Dalam pasal 66 ayat (1) UU Praktik Kedokteran 29/2004 disebutkan bahwa setiap orang yang mengetahui atau kepentingannya dirugikan atas tindakan dokter atau dokter gigi dalam menjalankan praktik kedokteran dapat mengadukan secara tertulis kepada Ketua Majelis Kehormatan Disiplin Kedokteran Indonesia.
Lebih lanjut, ayat (3) menyatakan bahwa pengaduan tersebut tidak menghilangkan hak setiap orang untuk melaporkan adanya dugaan tindak pidana kepada pihak yang berwenang atau menggugat kerugian perdata ke pengadilan.
Menurut Syahril, pasal-pasal tersebut masih dalam pembahasan oleh DPR dan pemerintah untuk dapat diperbaiki.
Dikatakan Syahril ada beberapa usulan baru pasal terkait dalam RUU Kesehatan di luar pasal-pasal pelindungan hukum yang sudah berlaku saat ini.
Salah satunya adalah penyelesaian sengketa di luar pengadilan. RUU Kesehatan mengedepankan pendekatan keadilan restoratif (restorative justice) dalam penyelesaian perselisihan, seperti yang tertuang dalam Pasal 322 ayat 4 Daftar Inventarisasi versi pemerintah yang memuat antiperundungan.
"Tenaga medis dan tenaga kesehatan dapat menghentikan pelayanan kesehatan apabila memperoleh perlakuan yang tidak sesuai dengan harkat dan martabat manusia, moral, kesusilaan, serta nilai-nilai sosial budaya, termasuk tindakan kekerasan, pelecehan dan perundungan," katanya.
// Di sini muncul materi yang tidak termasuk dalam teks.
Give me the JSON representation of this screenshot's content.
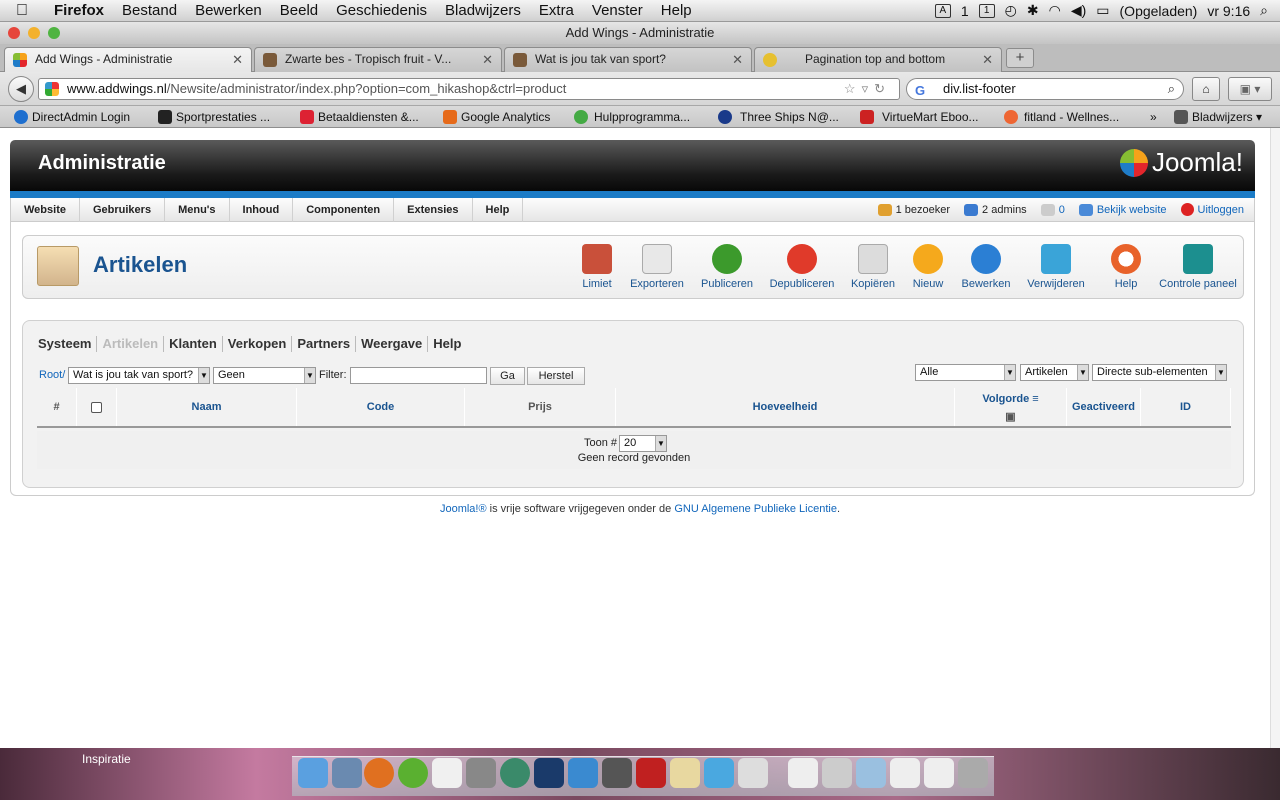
{
  "menubar": {
    "apple": "",
    "items": [
      "Firefox",
      "Bestand",
      "Bewerken",
      "Beeld",
      "Geschiedenis",
      "Bladwijzers",
      "Extra",
      "Venster",
      "Help"
    ],
    "status": {
      "num": "1",
      "battery": "(Opgeladen)",
      "clock": "vr 9:16"
    }
  },
  "window": {
    "title": "Add Wings - Administratie"
  },
  "tabs": [
    {
      "label": "Add Wings - Administratie",
      "color": "#e6a030"
    },
    {
      "label": "Zwarte bes - Tropisch fruit - V...",
      "color": "#7a5a3a"
    },
    {
      "label": "Wat is jou tak van sport?",
      "color": "#7a5a3a"
    },
    {
      "label": "Pagination top and bottom",
      "color": "#e6c030"
    }
  ],
  "nav": {
    "url_domain": "www.addwings.nl",
    "url_path": "/Newsite/administrator/index.php?option=com_hikashop&ctrl=product",
    "search_value": "div.list-footer",
    "search_engine": "G"
  },
  "bookmarks": [
    {
      "label": "DirectAdmin Login",
      "color": "#1e6fcf"
    },
    {
      "label": "Sportprestaties ...",
      "color": "#222"
    },
    {
      "label": "Betaaldiensten &...",
      "color": "#d23"
    },
    {
      "label": "Google Analytics",
      "color": "#e66a1a"
    },
    {
      "label": "Hulpprogramma...",
      "color": "#4a4"
    },
    {
      "label": "Three Ships N@...",
      "color": "#1a3a8a"
    },
    {
      "label": "VirtueMart Eboo...",
      "color": "#c22"
    },
    {
      "label": "fitland - Wellnes...",
      "color": "#e63"
    }
  ],
  "bookmarks_more": "»",
  "bookmarks_menu": "Bladwijzers",
  "joomla": {
    "header_title": "Administratie",
    "logo_text": "Joomla!",
    "menu": [
      "Website",
      "Gebruikers",
      "Menu's",
      "Inhoud",
      "Componenten",
      "Extensies",
      "Help"
    ],
    "status": {
      "visitors": "1 bezoeker",
      "admins": "2 admins",
      "messages": "0",
      "view_site": "Bekijk website",
      "logout": "Uitloggen"
    },
    "page_title": "Artikelen",
    "toolbar": [
      {
        "label": "Limiet",
        "icon": "limit-icon",
        "color": "#c9503a"
      },
      {
        "label": "Exporteren",
        "icon": "export-icon",
        "color": "#e8e8e8"
      },
      {
        "label": "Publiceren",
        "icon": "publish-icon",
        "color": "#3c9a2c"
      },
      {
        "label": "Depubliceren",
        "icon": "unpublish-icon",
        "color": "#e03a2a"
      },
      {
        "label": "Kopiëren",
        "icon": "copy-icon",
        "color": "#dcdcdc"
      },
      {
        "label": "Nieuw",
        "icon": "new-icon",
        "color": "#f5a91c"
      },
      {
        "label": "Bewerken",
        "icon": "edit-icon",
        "color": "#2b7fd4"
      },
      {
        "label": "Verwijderen",
        "icon": "delete-icon",
        "color": "#3aa4d8"
      },
      {
        "label": "Help",
        "icon": "help-icon",
        "color": "#e8622a"
      },
      {
        "label": "Controle paneel",
        "icon": "control-panel-icon",
        "color": "#1c8f8f"
      }
    ],
    "subnav": [
      {
        "label": "Systeem",
        "enabled": true
      },
      {
        "label": "Artikelen",
        "enabled": false
      },
      {
        "label": "Klanten",
        "enabled": true
      },
      {
        "label": "Verkopen",
        "enabled": true
      },
      {
        "label": "Partners",
        "enabled": true
      },
      {
        "label": "Weergave",
        "enabled": true
      },
      {
        "label": "Help",
        "enabled": true
      }
    ],
    "filters": {
      "root_label": "Root/",
      "category_value": "Wat is jou tak van sport?",
      "geen_value": "Geen",
      "filter_label": "Filter:",
      "filter_value": "",
      "go_label": "Ga",
      "reset_label": "Herstel",
      "alle_value": "Alle",
      "type_value": "Artikelen",
      "children_value": "Directe sub-elementen"
    },
    "table": {
      "headers": [
        "#",
        "",
        "Naam",
        "Code",
        "Prijs",
        "Hoeveelheid",
        "Volgorde",
        "Geactiveerd",
        "ID"
      ],
      "show_label": "Toon #",
      "show_value": "20",
      "empty_text": "Geen record gevonden"
    },
    "footer": {
      "prefix": "Joomla!®",
      "middle": " is vrije software vrijgegeven onder de ",
      "link": "GNU Algemene Publieke Licentie",
      "suffix": "."
    }
  },
  "dock": {
    "label": "Inspiratie"
  }
}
Pelindungan bagi peserta didik yang memberikan pelayanan kesehatan dari kekerasan fisik, mental dan perundungan juga tertuang dalam Pasal 208E ayat 1 huruf d DIM pemerintah.
RUU Kesehatan juga memuat perlindungan untuk peserta didik dalam menjamin hak mereka mengakses bantuan hukum saat terjadi sengketa medik selama mengikuti proses pendidikan
"Ketentuan itu tertuang dalam Pasal 208E ayat 1 huruf a DIM Pemerintah," katanya.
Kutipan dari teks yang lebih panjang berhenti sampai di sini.